HSBC CEO rejects breakup talk despite restructuring
Coinciding with its announcement of a better-than-expected 10% rise in pre-tax profits to $8.5 billion (c. £6.6bn) during Q3 2024, HSBC’s CEO, Georges Elhedery, has dismissed speculation that the bank’s recent restructuring signals a potential breakup.
The restructuring, announced last week, will divide the bank’s operations into eastern and western markets. This move comes despite pressure from its largest shareholder, Ping An, to separate its eastern and western operations. Mr Elhedery insists this is not a precursor to any split and emphasised the bank’s global connectivity as a key strength.
The bank’s strong Q3 performance, driven by its wealth and wholesale banking divisions, has enabled a $3bn (c. £2.3bn) share buyback, following a previous buyback in July.
Mr Elhedery said: “We delivered another good quarter, which shows that our strategy is working.

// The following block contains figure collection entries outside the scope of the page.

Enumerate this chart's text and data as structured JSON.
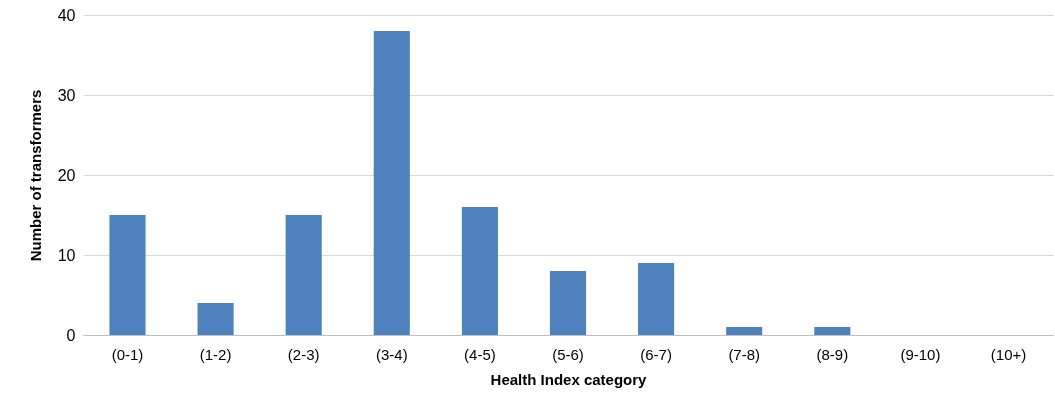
{
  "chart_data": {
    "type": "bar",
    "xlabel": "Health Index category",
    "ylabel": "Number of transformers",
    "categories": [
      "(0-1)",
      "(1-2)",
      "(2-3)",
      "(3-4)",
      "(4-5)",
      "(5-6)",
      "(6-7)",
      "(7-8)",
      "(8-9)",
      "(9-10)",
      "(10+)"
    ],
    "values": [
      15,
      4,
      15,
      38,
      16,
      8,
      9,
      1,
      1,
      0,
      0
    ],
    "color": "#4f81bd",
    "ylim": [
      0,
      40
    ],
    "yticks": [
      0,
      10,
      20,
      30,
      40
    ],
    "grid": "y"
  }
}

There was strong revenue growth and good performances in Wealth and Wholesale Transaction Banking.
“Our strong organic capital generation enables us to announce a further $4.8bn of distributions in respect of the third quarter, which bring the total distributions announced so far in 2024 to $18.4bn.
“I’m committed to building on this strong platform for growth. HSBC is a highly connected, global business and the plans we set out last week aim to increase our leadership and market share in areas where we have competitive advantage, deliver best-in-class products and service excellence to our customers, and create a simpler, more dynamic, more agile organisation with clearer lines of accountability and faster decision-making. We will begin to implement these plans immediately and will share further details as part of a business update alongside our full-year results in February.”